Boris promises 'fitting and permanent' memorial to UK's Covid dead

Boris Johnson promises a ‘fitting and permanent’ memorial to 126,000 Britons killed by coronavirus as he faces the country on the first anniversary of Britain entering lockdown

Boris Johnson threw his backing behind an official memorial to the UK’s thousands of Covid dead tonight.

As he fronted a press conference on the first anniversary of the UK lockdown the Prime Minister promised a ‘fitting and permanent’ commemoration.

He said that the ‘whole period’ will be commemorated ‘at the right moment’, along with the 126,000 people killed buy the deadly disease in the UK over the past year.

Addressing the brutal impact of the pandemic on Britain, he told the press conference: ‘For month after month, our collective fight against coronavirus was like fighting in the dark against a callous and invisible enemy until science helped us to turn the lights on and gain the upper hand.’ 

Hospital staff observe a minute’s silence as part of a day of reflection outside Aintree University Hospital in Liverpool today

As he fronted a press conference on the first anniversary of the UK lockdown the Prime Minister promised a ‘fitting and permanent’ commemoration.

Mr Johnson has said the nation is ‘step by step, jab by jab’ on the path to ‘reclaiming our freedoms’.

He told the Downing Street press conference: ‘It’s thanks to all of you therefore that we can continue on our road map to freedom.

‘We will meet our targets, offering a first dose to everyone over 50 by the middle of next month, as well as those under 50 who are clinically vulnerable, and offering a first dose of a vaccine to every adult by the end of July.

‘And cautiously but irreversibly, step by step, jab by jab, this country is on the path to reclaiming our freedoms.’

It came as doctors, teachers and nurses today urged Boris Johnson to formally recognise an annual ‘Covid Memorial Day’ and erect a monument on Whitehall.

More than 50 MPs and peers along with the health unions, the British Medical Association and the Royal College of Nursing are backing the calls.

There is also a cross-party campaign for a minute’s silence every year on March 23 to remember the lives lost on the anniversary of the first UK-wide lockdown.

Schools, workplaces and public venues would hold a silence at noon every year so that people can pay tribute to the efforts of frontline workers during the pandemic.

Wreaths would also be laid under the plans at a new coronavirus memorial monument on Whitehall in London, which is also where The Cenotaph is located.

There are already plans for Covid memorials in other parts of the country, including Barnsley in South Yorkshire. 

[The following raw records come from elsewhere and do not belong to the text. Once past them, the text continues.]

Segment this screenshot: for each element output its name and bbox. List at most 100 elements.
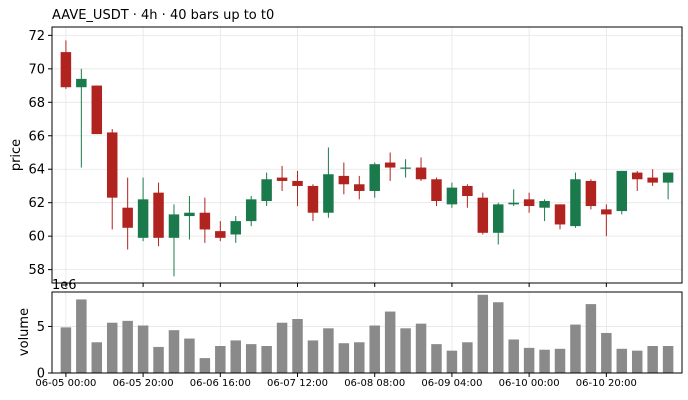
candle-body: [91, 85, 103, 135]
candle-body: [307, 185, 319, 213]
volume-bar: [245, 344, 257, 373]
volume-bar: [292, 319, 303, 373]
volume-bar: [662, 346, 674, 373]
price-tick-label: 72: [28, 29, 45, 44]
price-tick-label: 62: [28, 196, 45, 211]
candle-body: [415, 167, 427, 180]
volume-bar: [539, 349, 550, 373]
candle-body: [647, 177, 658, 183]
time-x-ticks: 06-05 00:00 06-05 20:00 06-06 16:00 06-07 1…: [35, 283, 637, 389]
candle-body: [523, 199, 535, 207]
price-axes-frame: [51, 26, 683, 284]
candle-body: [431, 179, 442, 202]
volume-bar: [493, 302, 504, 373]
candle-body: [631, 172, 643, 180]
candle-body: [554, 204, 566, 225]
volume-bar: [570, 324, 581, 373]
volume-bar: [462, 342, 473, 373]
volume-bar: [616, 348, 628, 373]
x-tick-label: 06-08 08:00: [344, 378, 405, 389]
volume-bar: [554, 348, 566, 373]
volume-bar: [477, 294, 489, 373]
price-tick-label: 70: [28, 62, 45, 77]
price-gridlines: [52, 27, 682, 283]
price-candles: [60, 40, 674, 277]
x-tick-label: 06-09 04:00: [421, 378, 482, 389]
volume-bar: [354, 342, 365, 373]
candle-body: [585, 180, 597, 207]
volume-bar: [168, 330, 180, 373]
candle-body: [369, 164, 380, 191]
volume-scale-label: 1e6: [52, 278, 77, 293]
volume-bar: [276, 322, 288, 373]
volume-bar: [91, 342, 103, 373]
volume-bar: [523, 347, 535, 373]
price-y-ticks: 58 60 62 64 66 68 70 72: [28, 29, 52, 278]
candle-body: [462, 185, 473, 196]
candle-body: [184, 212, 195, 217]
volume-y-ticks: 05: [37, 320, 52, 382]
price-axis-label: price: [9, 139, 24, 171]
volume-bar: [106, 322, 118, 373]
candle-body: [616, 170, 628, 212]
volume-bar: [199, 358, 211, 373]
candle-body: [245, 199, 257, 222]
candle-body: [601, 209, 612, 215]
candle-body: [400, 167, 411, 169]
x-tick-label: 06-10 20:00: [576, 378, 637, 389]
candle-body: [215, 231, 226, 238]
candle-body: [477, 197, 489, 233]
volume-bar: [261, 346, 272, 373]
candle-body: [199, 212, 211, 230]
candle-body: [354, 184, 365, 191]
candle-body: [60, 52, 72, 88]
price-tick-label: 58: [28, 263, 45, 278]
candle-body: [662, 172, 674, 183]
volume-tick-label: 5: [37, 320, 45, 335]
volume-bar: [60, 327, 72, 373]
volume-axis-label: volume: [17, 308, 32, 356]
price-tick-label: 64: [28, 163, 45, 178]
candle-body: [493, 204, 504, 233]
price-tick-label: 68: [28, 96, 45, 111]
volume-bar: [230, 340, 241, 373]
candle-body: [153, 192, 164, 238]
x-tick-label: 06-10 00:00: [499, 378, 560, 389]
volume-bar: [338, 343, 350, 373]
candle-body: [261, 179, 272, 202]
candle-body: [338, 175, 350, 185]
volume-bar: [508, 339, 519, 373]
volume-bar: [415, 323, 427, 373]
volume-bar: [122, 320, 133, 373]
volume-bar: [76, 299, 87, 373]
volume-bar: [601, 332, 612, 373]
price-tick-label: 66: [28, 129, 45, 144]
volume-bar: [631, 350, 643, 373]
price-tick-label: 60: [28, 230, 45, 245]
x-tick-label: 06-05 20:00: [113, 378, 174, 389]
candle-body: [168, 214, 180, 238]
candle-body: [230, 221, 241, 235]
volume-bar: [323, 328, 334, 373]
volume-bar: [384, 311, 396, 373]
candle-body: [292, 180, 303, 186]
volume-bars: [60, 294, 674, 373]
candle-body: [539, 201, 550, 208]
volume-bar: [153, 346, 164, 373]
volume-bar: [400, 328, 411, 373]
candle-body: [76, 78, 87, 88]
x-tick-label: 06-05 00:00: [35, 378, 96, 389]
candle-body: [570, 179, 581, 227]
x-tick-label: 06-07 12:00: [267, 378, 328, 389]
volume-bar: [215, 346, 226, 373]
volume-bar: [307, 340, 319, 373]
candle-body: [106, 132, 118, 198]
candle-body: [137, 199, 149, 238]
x-tick-label: 06-06 16:00: [190, 378, 251, 389]
volume-bar: [647, 346, 658, 373]
candle-body: [508, 202, 519, 205]
volume-tick-label: 0: [37, 367, 45, 382]
candle-body: [446, 187, 458, 205]
chart-title: AAVE_USDT · 4h · 40 bars up to t0: [52, 8, 274, 23]
volume-bar: [446, 350, 458, 373]
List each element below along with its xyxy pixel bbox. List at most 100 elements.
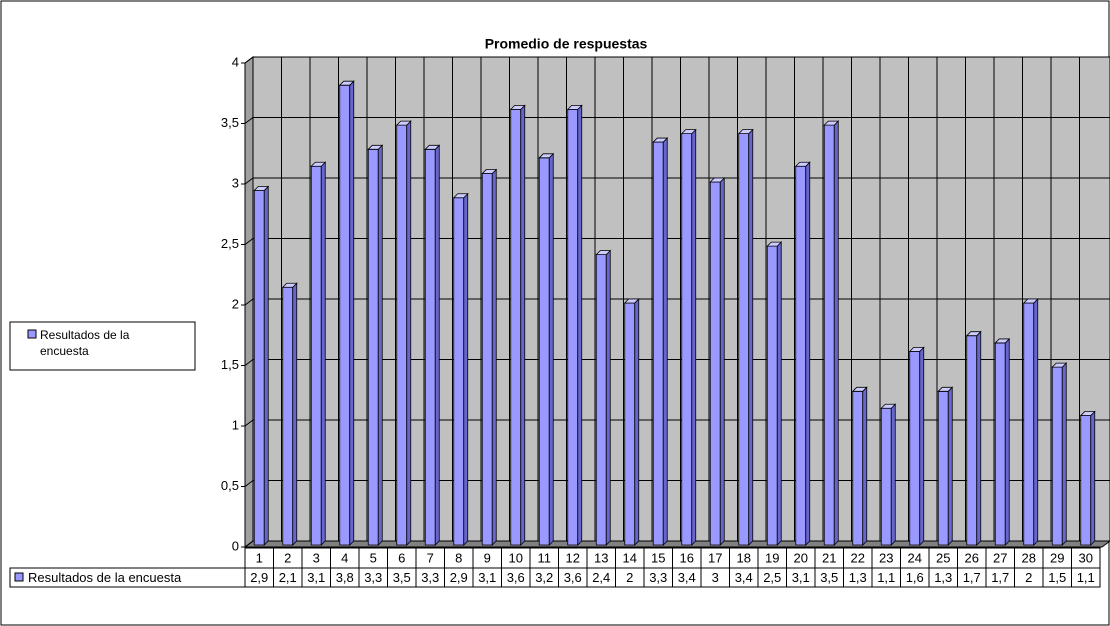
bar (481, 168, 498, 546)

In a letter to the Prime Minister, MPs said the nation ‘must remember the lives lost and lives changed with dignity, and commemorate the efforts of our frontline and key workers with pride’.

MPs and peers, including Tory MP Dr Dan Poulter, signed the letter organised by Layla Moran, the MP who chairs the all-party parliamentary group on coronavirus. 

Staff observe a minute’s silence outside the Queen Elizabeth University Hospital in Glasgow at midday today

A minute’s silence is held at London Waterloo station at midday today to remember those who have died from Covid-19

Boris Johnson takes part in a private minute’s silence for the victims of Covid-19 in the Cabinet room at No10 Downing Street  today

Mr Johnson today led Britain in mourning the victims of coronavirus during a minute’s silence. 

The Prime Minister, who was almost killed by Covid-19 last year, paid a solemn tribute to the 126,172 dead in the Cabinet room of No10 at noon. 

Ahead of tonight’s ptress conference  of fronting a Downing Street briefing tonight, he offered his ‘sincere condolences to those who have lost loved ones.’

The Queen and also marked the occasion, releasing a rare statement honoring the victims of the pandemic, while Prince Charles summoned the nation to ‘remember the lives tragically cut short’. 

The monarch said: ‘As we look forward to a brighter future together, today we pause to reflect on the grief and loss that continues to be felt by so many people and families, and pay tribute to the immeasurable service of those who have supported us all over the last year.’ 

She sent a bouquet of irises, tulips, mixed narcissi and ranunculus with the message to St Bartholomew’s Hospital in London, where her husband Prince Philip had a heart operation earlier this month, from Windsor Castle.   

Many hospitals, government buildings, schools and religious sites also observed the minute’s silence in commemoration. 

And tonight Britons are being encouraged to stand on their doorsteps at 8pm and light candles as a ‘beacon of remembrance’ for those who have lost their lives.